This is one I had seen before, so I can’t call it a Movie I’ve Missed, but it’s been close to forty years since I watched it, and on late night TV at that, cut up for commercials and probably shortened to run in a two-hour time slot, as well. So it was almost new to me.
There’s not nearly as much Tennessee Williams material in this film, which was “suggested” (according to the credits) by a short, one-act Williams play of the same name. While much of the dialogue from the play was used, the screenplay, which was co-authored by Francis Ford Coppola, splits the source material in two and uses it as a prologue and epilogue and invents the long flashback in between that makes up most of the movie, although the storyline is at least extrapolated from bits of dialogue in the original.
The film takes place in the small town of Dodson, Mississippi, where we first meet the 13-year-old girl Willie Starr walking along the railroad tracks near an abandoned and condemned boarding house that her mother used to run. Willie tells the story to a boy about her own age she encounters on the tracks, launching the flashback in which the boarding house is still occupied and Willie’s beautiful older sister Alva has numerous suitors among the railroad men who live there. But then a railroad employee named Owen Legate arrives to cut the runs that go through Dodson and lay off most of the men who work for the railroad, and things begin to fall apart for the Starr family. Naturally, a romance develops between Alva and Owen (they’re played by Natalie Wood and Robert Redford, what else would you expect?), which ruins the plan hatched by Alva’s mother to push Alva into the arms of a well-to-do railroad superintendent with a sick wife.

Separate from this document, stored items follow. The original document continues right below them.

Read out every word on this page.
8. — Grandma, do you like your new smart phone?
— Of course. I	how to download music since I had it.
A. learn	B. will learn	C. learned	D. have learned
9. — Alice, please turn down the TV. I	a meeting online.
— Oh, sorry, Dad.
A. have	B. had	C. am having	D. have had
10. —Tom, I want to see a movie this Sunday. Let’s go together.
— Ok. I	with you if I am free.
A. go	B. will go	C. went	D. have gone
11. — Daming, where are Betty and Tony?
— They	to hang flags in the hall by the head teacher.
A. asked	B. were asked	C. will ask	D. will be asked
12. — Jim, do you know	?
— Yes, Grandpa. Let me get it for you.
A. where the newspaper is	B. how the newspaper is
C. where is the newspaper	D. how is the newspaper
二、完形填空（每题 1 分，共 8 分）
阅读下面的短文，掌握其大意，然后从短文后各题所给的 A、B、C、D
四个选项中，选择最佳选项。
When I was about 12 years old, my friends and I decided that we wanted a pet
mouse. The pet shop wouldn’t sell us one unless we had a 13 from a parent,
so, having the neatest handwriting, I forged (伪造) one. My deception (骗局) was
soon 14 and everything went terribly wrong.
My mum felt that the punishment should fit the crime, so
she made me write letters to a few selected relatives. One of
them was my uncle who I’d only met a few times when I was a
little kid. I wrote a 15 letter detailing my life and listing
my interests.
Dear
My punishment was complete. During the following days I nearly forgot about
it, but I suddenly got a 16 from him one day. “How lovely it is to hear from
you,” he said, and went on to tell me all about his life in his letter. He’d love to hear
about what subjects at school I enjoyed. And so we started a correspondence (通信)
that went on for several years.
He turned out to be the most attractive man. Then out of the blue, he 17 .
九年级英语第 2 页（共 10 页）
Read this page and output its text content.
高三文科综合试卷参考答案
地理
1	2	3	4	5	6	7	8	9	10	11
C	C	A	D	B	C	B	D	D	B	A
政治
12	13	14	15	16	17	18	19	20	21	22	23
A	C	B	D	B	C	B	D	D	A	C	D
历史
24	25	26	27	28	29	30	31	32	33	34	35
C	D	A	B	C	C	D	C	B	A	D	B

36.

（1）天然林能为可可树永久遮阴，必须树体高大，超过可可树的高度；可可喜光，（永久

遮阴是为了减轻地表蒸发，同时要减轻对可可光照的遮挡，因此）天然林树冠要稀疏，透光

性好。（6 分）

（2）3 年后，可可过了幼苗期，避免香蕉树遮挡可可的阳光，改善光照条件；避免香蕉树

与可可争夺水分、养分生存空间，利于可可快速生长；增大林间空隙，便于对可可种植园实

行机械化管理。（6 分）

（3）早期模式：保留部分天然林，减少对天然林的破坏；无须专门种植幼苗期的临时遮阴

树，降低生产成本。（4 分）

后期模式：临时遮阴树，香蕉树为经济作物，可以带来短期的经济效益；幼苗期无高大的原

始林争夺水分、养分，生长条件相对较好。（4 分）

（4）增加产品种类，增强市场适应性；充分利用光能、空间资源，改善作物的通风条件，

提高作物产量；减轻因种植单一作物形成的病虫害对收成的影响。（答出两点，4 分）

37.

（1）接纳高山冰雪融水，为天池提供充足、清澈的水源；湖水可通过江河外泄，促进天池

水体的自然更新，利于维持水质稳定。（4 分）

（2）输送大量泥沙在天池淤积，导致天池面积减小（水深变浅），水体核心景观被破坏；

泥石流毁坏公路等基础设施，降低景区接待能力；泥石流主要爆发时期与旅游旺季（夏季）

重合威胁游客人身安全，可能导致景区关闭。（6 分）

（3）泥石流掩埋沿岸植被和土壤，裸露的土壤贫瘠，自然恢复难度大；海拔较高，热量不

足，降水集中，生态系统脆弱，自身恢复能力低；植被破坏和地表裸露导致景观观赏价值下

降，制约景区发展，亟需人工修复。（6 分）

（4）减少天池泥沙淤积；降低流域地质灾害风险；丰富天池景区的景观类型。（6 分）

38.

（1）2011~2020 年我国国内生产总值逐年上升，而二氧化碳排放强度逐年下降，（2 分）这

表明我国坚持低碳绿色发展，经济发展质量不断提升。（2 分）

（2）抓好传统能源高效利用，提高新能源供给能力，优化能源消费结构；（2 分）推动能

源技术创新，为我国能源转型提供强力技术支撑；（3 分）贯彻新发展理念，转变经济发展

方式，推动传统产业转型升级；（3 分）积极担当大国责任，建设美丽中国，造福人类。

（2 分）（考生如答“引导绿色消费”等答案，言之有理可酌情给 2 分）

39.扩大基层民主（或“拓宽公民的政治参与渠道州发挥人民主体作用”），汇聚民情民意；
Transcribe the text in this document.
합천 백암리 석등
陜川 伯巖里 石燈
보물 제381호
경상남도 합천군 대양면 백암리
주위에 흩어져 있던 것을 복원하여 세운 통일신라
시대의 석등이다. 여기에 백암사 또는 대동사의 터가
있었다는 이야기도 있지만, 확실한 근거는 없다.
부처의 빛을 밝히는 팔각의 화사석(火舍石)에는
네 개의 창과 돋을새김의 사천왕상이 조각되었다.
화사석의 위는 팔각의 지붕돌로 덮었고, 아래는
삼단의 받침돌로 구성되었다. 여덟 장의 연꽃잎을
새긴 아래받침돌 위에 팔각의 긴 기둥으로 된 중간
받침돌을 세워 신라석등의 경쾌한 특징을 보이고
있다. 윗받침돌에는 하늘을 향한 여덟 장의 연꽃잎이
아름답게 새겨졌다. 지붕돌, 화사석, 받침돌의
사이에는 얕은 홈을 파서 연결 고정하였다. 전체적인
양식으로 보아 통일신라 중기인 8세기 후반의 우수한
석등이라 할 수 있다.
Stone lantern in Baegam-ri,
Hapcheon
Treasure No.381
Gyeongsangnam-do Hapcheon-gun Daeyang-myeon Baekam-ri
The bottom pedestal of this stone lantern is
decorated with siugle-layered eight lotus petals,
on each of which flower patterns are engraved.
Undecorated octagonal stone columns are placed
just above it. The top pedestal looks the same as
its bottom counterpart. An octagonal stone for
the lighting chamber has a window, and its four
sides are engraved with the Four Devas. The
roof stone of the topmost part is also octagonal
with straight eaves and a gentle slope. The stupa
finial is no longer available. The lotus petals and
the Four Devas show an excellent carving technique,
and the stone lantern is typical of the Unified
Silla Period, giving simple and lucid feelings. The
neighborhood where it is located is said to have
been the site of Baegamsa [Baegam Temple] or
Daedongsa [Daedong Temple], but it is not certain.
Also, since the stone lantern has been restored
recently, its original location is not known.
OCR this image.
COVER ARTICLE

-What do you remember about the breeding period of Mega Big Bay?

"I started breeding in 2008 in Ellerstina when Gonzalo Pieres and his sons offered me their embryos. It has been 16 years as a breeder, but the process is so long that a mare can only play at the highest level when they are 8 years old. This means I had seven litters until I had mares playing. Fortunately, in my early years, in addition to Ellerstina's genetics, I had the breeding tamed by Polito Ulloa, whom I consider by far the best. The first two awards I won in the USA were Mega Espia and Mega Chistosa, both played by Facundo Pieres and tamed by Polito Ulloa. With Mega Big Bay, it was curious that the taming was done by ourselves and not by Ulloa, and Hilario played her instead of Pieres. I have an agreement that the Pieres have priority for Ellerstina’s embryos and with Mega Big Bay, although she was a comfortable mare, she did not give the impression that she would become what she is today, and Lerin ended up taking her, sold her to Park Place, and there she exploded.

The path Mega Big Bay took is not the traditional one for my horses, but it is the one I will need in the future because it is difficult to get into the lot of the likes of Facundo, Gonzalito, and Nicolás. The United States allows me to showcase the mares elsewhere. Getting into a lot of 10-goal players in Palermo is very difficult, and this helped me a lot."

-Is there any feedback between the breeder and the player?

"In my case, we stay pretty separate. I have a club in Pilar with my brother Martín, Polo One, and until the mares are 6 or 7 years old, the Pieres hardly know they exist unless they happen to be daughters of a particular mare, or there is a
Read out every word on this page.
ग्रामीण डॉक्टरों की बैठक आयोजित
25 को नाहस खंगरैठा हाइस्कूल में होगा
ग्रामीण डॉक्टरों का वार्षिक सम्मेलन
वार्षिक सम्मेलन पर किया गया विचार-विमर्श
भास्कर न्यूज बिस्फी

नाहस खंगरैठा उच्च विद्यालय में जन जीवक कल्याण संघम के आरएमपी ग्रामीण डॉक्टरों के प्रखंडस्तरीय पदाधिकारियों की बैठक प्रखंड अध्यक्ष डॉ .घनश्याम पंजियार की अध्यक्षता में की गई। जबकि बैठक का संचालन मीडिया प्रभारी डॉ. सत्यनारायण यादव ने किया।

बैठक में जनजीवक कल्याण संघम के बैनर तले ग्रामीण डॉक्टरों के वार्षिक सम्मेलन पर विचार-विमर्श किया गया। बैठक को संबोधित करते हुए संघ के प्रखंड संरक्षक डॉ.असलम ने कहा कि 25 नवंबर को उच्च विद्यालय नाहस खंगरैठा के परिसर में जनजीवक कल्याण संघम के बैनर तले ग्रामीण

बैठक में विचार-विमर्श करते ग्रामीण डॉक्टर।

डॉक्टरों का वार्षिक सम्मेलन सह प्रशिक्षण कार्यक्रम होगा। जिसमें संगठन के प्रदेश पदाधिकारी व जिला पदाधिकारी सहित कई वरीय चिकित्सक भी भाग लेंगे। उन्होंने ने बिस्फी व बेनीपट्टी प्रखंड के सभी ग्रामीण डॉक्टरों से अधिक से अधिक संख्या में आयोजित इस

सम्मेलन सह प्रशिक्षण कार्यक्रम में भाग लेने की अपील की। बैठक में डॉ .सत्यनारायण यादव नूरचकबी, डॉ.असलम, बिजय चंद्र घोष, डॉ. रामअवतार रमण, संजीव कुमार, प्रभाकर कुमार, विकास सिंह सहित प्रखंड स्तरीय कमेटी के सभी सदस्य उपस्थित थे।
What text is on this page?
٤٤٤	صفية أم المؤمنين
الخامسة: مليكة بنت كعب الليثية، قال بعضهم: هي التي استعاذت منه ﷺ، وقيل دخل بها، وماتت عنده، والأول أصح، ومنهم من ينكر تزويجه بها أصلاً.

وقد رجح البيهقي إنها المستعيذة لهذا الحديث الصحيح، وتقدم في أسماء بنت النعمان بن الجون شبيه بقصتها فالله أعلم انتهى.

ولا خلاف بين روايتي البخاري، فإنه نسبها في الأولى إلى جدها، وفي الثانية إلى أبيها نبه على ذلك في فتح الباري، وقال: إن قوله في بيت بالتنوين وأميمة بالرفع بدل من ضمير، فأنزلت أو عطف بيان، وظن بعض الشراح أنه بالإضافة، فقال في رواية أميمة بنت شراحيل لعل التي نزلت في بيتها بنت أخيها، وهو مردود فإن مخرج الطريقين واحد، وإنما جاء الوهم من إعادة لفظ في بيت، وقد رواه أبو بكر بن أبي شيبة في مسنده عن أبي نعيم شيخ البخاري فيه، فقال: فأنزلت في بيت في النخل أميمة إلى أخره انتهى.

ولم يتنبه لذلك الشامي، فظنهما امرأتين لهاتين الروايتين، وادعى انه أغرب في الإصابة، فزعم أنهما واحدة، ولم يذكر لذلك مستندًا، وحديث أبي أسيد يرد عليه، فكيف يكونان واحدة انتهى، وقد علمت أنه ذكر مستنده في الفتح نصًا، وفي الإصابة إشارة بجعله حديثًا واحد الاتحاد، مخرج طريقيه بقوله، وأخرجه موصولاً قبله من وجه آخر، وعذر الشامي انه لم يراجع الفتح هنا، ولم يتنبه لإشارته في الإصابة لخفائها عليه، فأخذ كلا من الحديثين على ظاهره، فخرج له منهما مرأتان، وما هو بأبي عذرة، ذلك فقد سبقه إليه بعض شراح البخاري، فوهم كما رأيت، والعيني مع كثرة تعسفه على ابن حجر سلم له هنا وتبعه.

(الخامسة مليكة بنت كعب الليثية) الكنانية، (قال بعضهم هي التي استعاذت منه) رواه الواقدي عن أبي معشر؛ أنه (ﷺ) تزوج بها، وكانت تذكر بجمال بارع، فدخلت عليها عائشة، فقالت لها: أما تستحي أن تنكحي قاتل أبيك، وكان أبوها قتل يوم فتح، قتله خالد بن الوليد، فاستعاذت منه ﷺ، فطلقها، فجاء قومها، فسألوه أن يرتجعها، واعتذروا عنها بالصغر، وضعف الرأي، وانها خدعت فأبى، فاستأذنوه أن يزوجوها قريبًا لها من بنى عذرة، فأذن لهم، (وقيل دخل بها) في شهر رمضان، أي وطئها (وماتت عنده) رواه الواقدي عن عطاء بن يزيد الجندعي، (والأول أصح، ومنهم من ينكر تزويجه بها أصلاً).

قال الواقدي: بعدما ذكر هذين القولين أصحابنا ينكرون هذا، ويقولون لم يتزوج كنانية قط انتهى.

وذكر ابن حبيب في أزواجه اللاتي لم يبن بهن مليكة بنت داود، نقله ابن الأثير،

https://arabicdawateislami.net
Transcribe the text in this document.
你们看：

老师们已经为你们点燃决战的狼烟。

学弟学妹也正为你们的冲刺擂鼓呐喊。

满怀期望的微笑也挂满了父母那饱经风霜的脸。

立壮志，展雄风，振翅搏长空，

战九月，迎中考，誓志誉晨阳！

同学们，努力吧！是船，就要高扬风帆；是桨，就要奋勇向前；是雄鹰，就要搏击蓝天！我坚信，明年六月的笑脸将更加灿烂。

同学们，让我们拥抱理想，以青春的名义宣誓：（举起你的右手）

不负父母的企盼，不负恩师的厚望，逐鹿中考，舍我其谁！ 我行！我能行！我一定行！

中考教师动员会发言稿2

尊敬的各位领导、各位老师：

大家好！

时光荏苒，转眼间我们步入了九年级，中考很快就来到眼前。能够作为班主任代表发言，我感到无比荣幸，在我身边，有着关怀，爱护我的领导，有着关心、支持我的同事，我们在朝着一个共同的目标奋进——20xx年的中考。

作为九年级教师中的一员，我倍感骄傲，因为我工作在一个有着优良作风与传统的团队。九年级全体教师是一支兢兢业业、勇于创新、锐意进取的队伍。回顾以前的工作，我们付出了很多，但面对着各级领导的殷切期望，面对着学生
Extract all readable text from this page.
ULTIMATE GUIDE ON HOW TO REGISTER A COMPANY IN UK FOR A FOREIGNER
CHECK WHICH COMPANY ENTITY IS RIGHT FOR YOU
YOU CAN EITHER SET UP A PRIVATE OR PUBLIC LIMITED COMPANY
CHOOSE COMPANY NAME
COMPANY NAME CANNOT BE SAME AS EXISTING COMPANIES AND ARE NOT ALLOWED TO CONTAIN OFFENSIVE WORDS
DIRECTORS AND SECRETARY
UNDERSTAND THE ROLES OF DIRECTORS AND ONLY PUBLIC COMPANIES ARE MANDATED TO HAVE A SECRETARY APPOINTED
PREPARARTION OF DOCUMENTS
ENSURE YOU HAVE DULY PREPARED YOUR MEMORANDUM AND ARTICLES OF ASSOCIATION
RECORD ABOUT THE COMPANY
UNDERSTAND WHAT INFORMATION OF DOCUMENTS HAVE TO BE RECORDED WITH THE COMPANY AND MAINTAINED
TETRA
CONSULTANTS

Things play out in Southern, depression-era, soap opera fashion, and even though I had a pretty good idea what was going to happen, I found the movie really entertaining in an old-fashioned way. I remembered liking it when I saw it before, and I did this time, too. It’s got a fine cast. I’ve always liked Robert Redford, Natalie Wood is beautiful (and it’s amazing how even at the age she was then, you can often see the little girl from MIRACLE ON 34TH STREET in her), and Charles Bronson is good in an unsympathetic role as a brutal railroad worker who plays up to Alva’s mother in order to get closer to Alva. Mary Badham, who played Scout in TO KILL A MOCKINGBIRD, plays Willie. The photography by James Wong Howe is excellent, and I think the screenwriters did a pretty good job of expanding the play (which, admittedly, I’ve neither seen nor read).
Overall, I had a fine time watching this one. If you’ve never seen it, it’s worth a look. If it’s been forty years since you watched it, like me, it’s worth watching again.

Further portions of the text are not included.